Secret: National Cryptologic Museum
Most people these days associate cryptology with computers. And yes, the U.S. National Security Agency, home of the National Cryptologic Museum, runs the world's largest supercomputer facility. But the museum shows another side of cryptology. There's an 18th-century cipher wheel, secret message-passing flags from the Civil War, and a replica of a shack that housed World War I radio interception equipment. There's even a display about the metered postal stamp, an unsuspected application of cryptology. Of course, there's also a display that chronicles the development of supercomputers -- which is about as close as you'll ever get to the NSA's high-security labs.
A dramatic domed station, built in 1829, holds the biggest collection of railroad artifacts in the country. Diesel engines, communication devices, model railroads, track signals, dining-car dinner plates: it's all here. There's so much stuff that some of it has to go outside. But inside or out, these train treasures have a fitting home. The B&O station is the oldest passenger station in the U.S., as well as the home of its first home-built steam locomotive. Relive some of the glory by riding a real train to the site where the B&O first broke ground.

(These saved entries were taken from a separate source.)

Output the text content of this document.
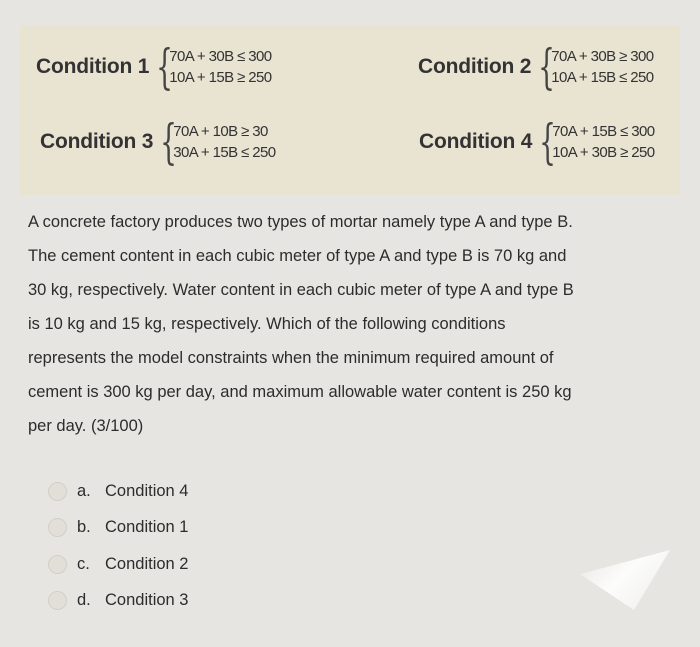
Condition 1 {
70A + 30B ≤ 300
10A + 15B ≥ 250	Condition 2 {
70A + 30B ≥ 300
10A + 15B ≤ 250
Condition 3 {
70A + 10B ≥ 30
30A + 15B ≤ 250	Condition 4 {
70A + 15B ≤ 300
10A + 30B ≥ 250
A concrete factory produces two types of mortar namely type A and type B.
The cement content in each cubic meter of type A and type B is 70 kg and
30 kg, respectively. Water content in each cubic meter of type A and type B
is 10 kg and 15 kg, respectively. Which of the following conditions
represents the model constraints when the minimum required amount of
cement is 300 kg per day, and maximum allowable water content is 250 kg
per day. (3/100)
a. Condition 4
b. Condition 1
c. Condition 2
d. Condition 3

Smiley: National Museum of Dentistry
Think a National Museum of Dentistry sounds more like a National Museum of Torture? Think again. Sure, this Smithsonian affiliate showcases vintage tooth-pulling devices, menacing dentist's chairs, and George Washington's lower denture. But it also gives tips that'll help you avoid George's dental fate. An exhibit on spit -- ptooie! -- explains how developments in genomics benefit your pearly whites, and animations go over proper brushing practices and the dangers of oral piercing. For dental advice in the comfort of your own home, check out the online exhibit mouthpower.org
Working: Baltimore Museum of Industry
This museum celebrates Baltimore's tradition of innovation in fields both large and small. A full-scale print shop preserves an example of the world's first successful mechanical typesetting machine. A machinery tool shop, which features running belt-driven contraptions, houses an exhibit on the world's first submarine. And on the smaller end of the spectrum, a replica of a 1910 pharmacy honors the invention of Noxzema skin cream. The museum will delight people both large and small, because it mixes history with kid-friendly hands-on activities.
Wordy: Atomic Books
Tired of museum-hopping? Try shopping at one of the few independent bookstores in Baltimore. Alongside traditional books, Atomic Books stocks thousands of zines, or self-published magazines. Zines -- the granddaddies of blogs -- hold something for just about everyone, including geeks. Popular titles include 2600: The Hacker Quarterly and Blacklisted! 411: The Official Hackers Magazine. The bookstore also hosts plenty of readings, signings, and knitting circles, so check for upcoming events.